Not-2: Eski sohbetlerde işlenen bazı gündem konularının yıllar sonra değişmiş olabileceği ihtimalini gözönünde bulundurmak gerekebilir. Sohbeti okurken karşılaşacağınız her türlü sorunu/hatayı vb. info@aiberg.com adresine bildirebilirsiniz.

 

[] Kaptan wow_10sce nickiyle bağlandı

<> Slm Slm kaptan

<> hoşgeldiniz

 

selam MİH selam, özleştik buluştuk.

 

hüüüüüüüüp.

 

<> afiyet olsun

Bu kez çay değil, [K] hazır çorba. Muhtevasını bir fincana döküp üzerine kayna su boca ediyorsunuz ve 5 saniye karıştırıyorsunuz. Limon elbette... Yanina [E] kıtır ekmek veya şu anda yaptığım gibi [E] peynirli çubuk kraker. Karabiberi de unutmayalım.

Marka reklamları yaptım ama Allah'a şükretmek için bunca şeyi yazdım.
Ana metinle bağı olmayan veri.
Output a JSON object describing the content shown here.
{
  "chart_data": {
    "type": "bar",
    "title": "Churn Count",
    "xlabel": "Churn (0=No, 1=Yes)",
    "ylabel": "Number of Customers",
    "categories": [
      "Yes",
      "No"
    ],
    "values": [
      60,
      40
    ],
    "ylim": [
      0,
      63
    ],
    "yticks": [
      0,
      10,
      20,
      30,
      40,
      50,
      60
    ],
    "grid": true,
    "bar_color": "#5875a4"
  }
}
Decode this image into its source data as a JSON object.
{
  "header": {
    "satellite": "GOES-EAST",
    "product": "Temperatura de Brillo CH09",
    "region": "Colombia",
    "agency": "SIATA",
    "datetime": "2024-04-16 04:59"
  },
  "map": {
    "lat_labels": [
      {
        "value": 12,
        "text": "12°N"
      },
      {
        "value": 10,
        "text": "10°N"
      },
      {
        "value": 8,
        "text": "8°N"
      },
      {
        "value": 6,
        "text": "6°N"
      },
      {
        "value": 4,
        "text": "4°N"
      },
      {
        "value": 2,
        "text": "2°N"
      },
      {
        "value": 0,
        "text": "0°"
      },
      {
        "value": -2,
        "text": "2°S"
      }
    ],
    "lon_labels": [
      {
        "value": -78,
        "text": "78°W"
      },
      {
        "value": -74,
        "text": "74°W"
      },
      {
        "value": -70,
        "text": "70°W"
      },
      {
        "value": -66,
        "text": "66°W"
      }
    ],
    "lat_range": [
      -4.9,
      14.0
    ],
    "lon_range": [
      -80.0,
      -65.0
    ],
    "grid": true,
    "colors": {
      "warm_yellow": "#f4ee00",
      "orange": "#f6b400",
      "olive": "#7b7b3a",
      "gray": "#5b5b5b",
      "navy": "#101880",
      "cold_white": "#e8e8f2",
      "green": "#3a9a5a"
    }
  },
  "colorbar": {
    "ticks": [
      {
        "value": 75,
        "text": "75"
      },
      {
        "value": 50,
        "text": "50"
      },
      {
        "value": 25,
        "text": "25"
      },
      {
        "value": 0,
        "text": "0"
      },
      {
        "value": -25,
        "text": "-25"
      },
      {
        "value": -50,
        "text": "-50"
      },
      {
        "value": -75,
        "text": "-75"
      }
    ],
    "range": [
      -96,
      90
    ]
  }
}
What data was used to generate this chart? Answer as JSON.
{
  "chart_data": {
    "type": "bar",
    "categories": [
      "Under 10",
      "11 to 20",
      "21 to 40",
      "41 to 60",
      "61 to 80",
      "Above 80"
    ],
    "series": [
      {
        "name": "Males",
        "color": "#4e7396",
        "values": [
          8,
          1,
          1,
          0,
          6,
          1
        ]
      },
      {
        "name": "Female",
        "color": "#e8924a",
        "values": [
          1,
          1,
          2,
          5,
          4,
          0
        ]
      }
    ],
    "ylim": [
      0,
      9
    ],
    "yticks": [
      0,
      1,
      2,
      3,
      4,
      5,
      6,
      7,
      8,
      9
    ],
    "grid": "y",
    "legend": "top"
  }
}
O zaman bir hüüüüp daha hüpleteyim. Oh şükür de şükür!

(Bıyığım mercimek oldu silmeliyim)

 

<> :)

 

(Kolonyalı mendilsiz yaşayamam/Hani şu bebekler için imal edileninden markası [L])

Reklamlar bitti.

Şimdi hava raporu: Geçen chat neredeydim? Niye gelemedim? Antalyada inanılmaz bir fırtınaya yakalandım. Hayat felç oldu. Ağaçlar kökten söküldü. Otomobil uçtu vb.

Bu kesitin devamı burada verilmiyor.